Tout comme les élèves qui ont retrouvé les bancs de l'école début septembre, les équipes qui organisent les festivals se sont remis au travail et se projettent déjà sur 2021. Un regard vers l'avenir qui peut sembler compliqué en cette période où tout semble se dessiner au jour le jour, mais un regard essentiel pour continuer à travailler et tout faire pour que l'été prochain ne ressemble pas au précédent. Tour d’horizon des grandes thématiques qui composent l’organisation des festivals et de la façon dont ils vivent cette période. Episode 3 : les partenariats privés.

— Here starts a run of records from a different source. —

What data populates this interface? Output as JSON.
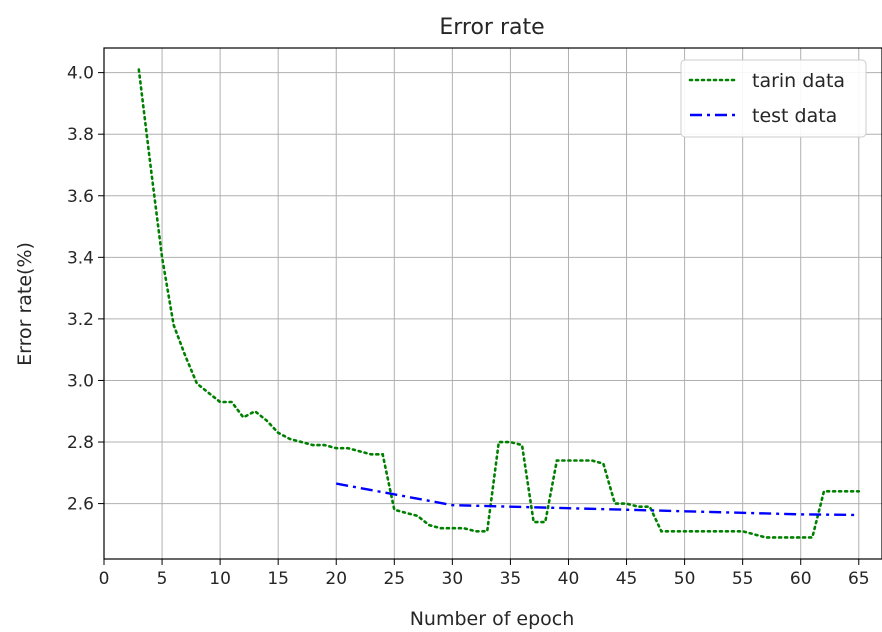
{
  "chart_data": {
    "type": "line",
    "title": "Error rate",
    "xlabel": "Number of epoch",
    "ylabel": "Error rate(%)",
    "xlim": [
      0,
      67
    ],
    "ylim": [
      2.42,
      4.08
    ],
    "xticks": [
      0,
      5,
      10,
      15,
      20,
      25,
      30,
      35,
      40,
      45,
      50,
      55,
      60,
      65
    ],
    "yticks": [
      2.6,
      2.8,
      3.0,
      3.2,
      3.4,
      3.6,
      3.8,
      4.0
    ],
    "grid": true,
    "legend_position": "top-right",
    "series": [
      {
        "name": "tarin data",
        "color": "#008000",
        "style": "dotted",
        "x": [
          3,
          4,
          5,
          6,
          7,
          8,
          9,
          10,
          11,
          12,
          13,
          14,
          15,
          16,
          17,
          18,
          19,
          20,
          21,
          22,
          23,
          24,
          25,
          26,
          27,
          28,
          29,
          30,
          31,
          32,
          33,
          34,
          35,
          36,
          37,
          38,
          39,
          40,
          41,
          42,
          43,
          44,
          45,
          46,
          47,
          48,
          49,
          50,
          51,
          52,
          53,
          54,
          55,
          56,
          57,
          58,
          59,
          60,
          61,
          62,
          63,
          64,
          65
        ],
        "y": [
          4.01,
          3.7,
          3.4,
          3.18,
          3.08,
          2.99,
          2.96,
          2.93,
          2.93,
          2.88,
          2.9,
          2.87,
          2.83,
          2.81,
          2.8,
          2.79,
          2.79,
          2.78,
          2.78,
          2.77,
          2.76,
          2.76,
          2.58,
          2.57,
          2.56,
          2.53,
          2.52,
          2.52,
          2.52,
          2.51,
          2.51,
          2.8,
          2.8,
          2.79,
          2.54,
          2.54,
          2.74,
          2.74,
          2.74,
          2.74,
          2.73,
          2.6,
          2.6,
          2.59,
          2.59,
          2.51,
          2.51,
          2.51,
          2.51,
          2.51,
          2.51,
          2.51,
          2.51,
          2.5,
          2.49,
          2.49,
          2.49,
          2.49,
          2.49,
          2.64,
          2.64,
          2.64,
          2.64
        ]
      },
      {
        "name": "test data",
        "color": "#0000ff",
        "style": "dashdot",
        "x": [
          20,
          25,
          30,
          35,
          40,
          45,
          50,
          55,
          60,
          65
        ],
        "y": [
          2.665,
          2.63,
          2.595,
          2.59,
          2.585,
          2.58,
          2.575,
          2.57,
          2.565,
          2.563
        ]
      }
    ]
  }
}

Presque 6 mois après les annulations des festivals d’été, les équipes qui les organisent reprennent petit à petit leur quotidien après de longues semaines d’activité partielle. Pour autant, la période n’est pas beaucoup plus claire qu’en avril dernier, et le flou qui règne sur la reprise d’une activité normale ne facilite pas le travail des organisateurs. Touchés par la crise de plein fouet, les entreprises privées sont des éléments essentiels dans le montage économique d’un très grand nombre de festivals. Elles jouent par exemple des rôles de sponsors en allouant des budgets sur les événements, allant de quelques milliers à plusieurs centaines de milliers d'euros pour certaines. En échange, ces entreprises disposent de places pour assister à l'événement, d'offres VIP pour inviter leurs clients au festival dans des conditions privilégiées et des dispositifs de visibilité (présence de leur logo, activation etc). Le principe du mécénat est identique dans les grandes lignes, à quelques différences près : dans un contrat de mécénat, les entreprises peuvent défiscaliser une partie du don fait (60% du montant) et les contreparties sont limitées, en général la valorisation de ces dernières ne pouvant dépasser 25% de l'apport. 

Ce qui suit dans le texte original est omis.